Tuesday, May 11, 2010

Mocking Done Badly

using(Playback) {
   sut.PerformAction(parameter);
}
This is the last part of a common style of mock test. We see the system-under-test (sut) being asked to perform some action, and some parameter is passed to it.  We know it's a mock test because of the Playback bit. 
What is being tested here? Well something about PerformAction is being tested. Not much there. No clear assert written at the bottom of the test to capture our attention.
Let me narrate as I work through the actual code before me, and maybe the readers can respond to tell me whether this really is mocking done badly, or I'm "just not used to good mocking."

I struggle not to look at the test name, so the code can speak to me more directly.
  • The parameter is not interesting, it is just a string. 
  • There is another variable, which is a stub, but it's not used inside playback.
  • There is a 'record' section, set aside with 'using' and not (thankfully) a #region.
  • In the record section, we call one function with the parameter string, returning the stub. So there is some kind of look-up method called exactly once. The string is the key, the stub is the result. Looks like database avoidance.
  • Another function is called, taking the stub returned by the first. It is called exactly once, and returns the number '2'.
At this point I've read the whole test. Hmmm... what are we doing here again?
  • Check the test name: ProcessExactlyOneFooWhenGivenParameterBar.  Oh.
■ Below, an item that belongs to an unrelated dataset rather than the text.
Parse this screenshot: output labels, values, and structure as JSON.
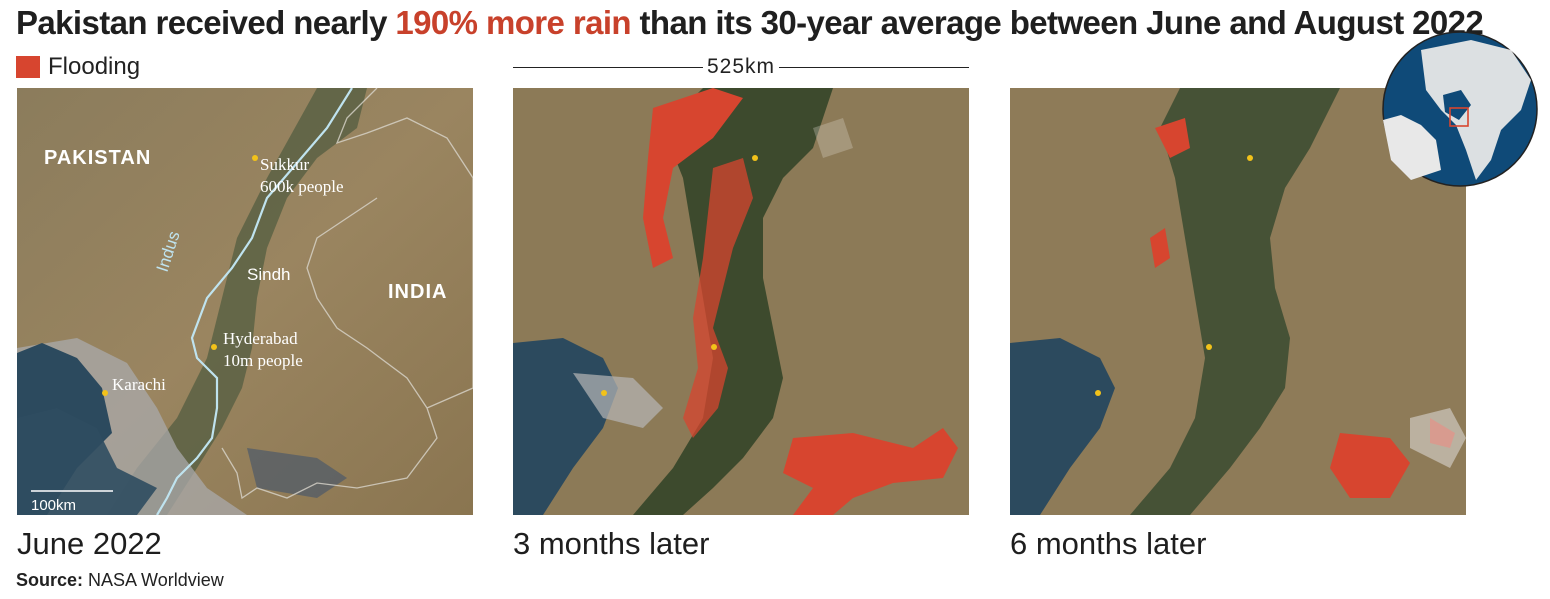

So maybe the "Repeat.Once()" part of the mock is meaningful. But what's really going on? 
  • I read the neighboring test (there is only one). It calls the same method with the parameter "all", and expects to see a call to a different method underneath, one that collects a list of things to process.  Okay, "all" is a magic name that means 'do them all' and it collects the list. That helps a tiny bit. The name of that test reflects that my understanding is right, but I can't really follow the original test much better with that knowledge in hand.
  • The second-to-last desperate measure is called upon*: I read the code.  This is backward. I should never read the production code to explain the test. I should read the tests to explain the production code. My assumptions hold so far.
  • The method for actually doing the processing is the one that is expected to be called once, and is to use the stub returned by a look-up method. The return code seems arbitrary. I extract it and call it "arbitraryRecordCount"
  • Some method renaming is done to make tests more meaningful. I double-check the production code to make sure it reads better too. As is usually the case, the code reads better.
  • Realize that the logging was redundant and ill-placed, and moved it to a unique and more appropriate spot. This simplifies production code even more, and all tests still pass.
  • I bring a bit more detail up into to the test in hopes that it will make it more clear. It does, but now I have more setup. There is an urge to break the mock setup into paragraphs, a sure sign I'm gathering cruft.
  • I realize there is a test missing, one that would have made more sense of some of one existing test. I add it. It duplicates the first test a bit. I extract a little, but worry about making it abstract enough that you can't really follow it.
  • I set up the original test to be a bit more explanatory.
  • It is at this point that I realize that the setup for this test fully simulates the sensing and acting of one pass through the SUT's method, if all IF statements are ignored/assumed. It is right, and having read the code I understand why it is right. I see the values threaded from one return to the next call, etc. I fear I've just proven that "IF" works in this language.
  • Now I see that processing involves doing one look-up, calling a method that does a  more detailed look-up, and then using the latter look-up result to perform an update.  I can see that this is what the code does by looking at the tests. It's rather non-abstract, and not remotely in business language.
I do have to wonder if they have any real value other than cementing the code's current implementation into the test suite.  If we extract a method or inline a method, I know that these tests will fail. The new method will not be "incorrect", only "different."  It bothers me that the tests will fail if I improve the structure of the SUT.
This is doing test-last, which is a poor way to do testing.  That means it's most likely a poor way to do mocking. The tests are fast and decoupled from database, etc.  
It takes much longer to write about this than to do it, yet I took the time so that there is some basis for discussion. Is my code conscience overly-sensitive, or does this have several kinds of wrong in it?
Is this mocking done well, or done poorly? You tell me.

* the last desperate measure is to trace execution with the debugger.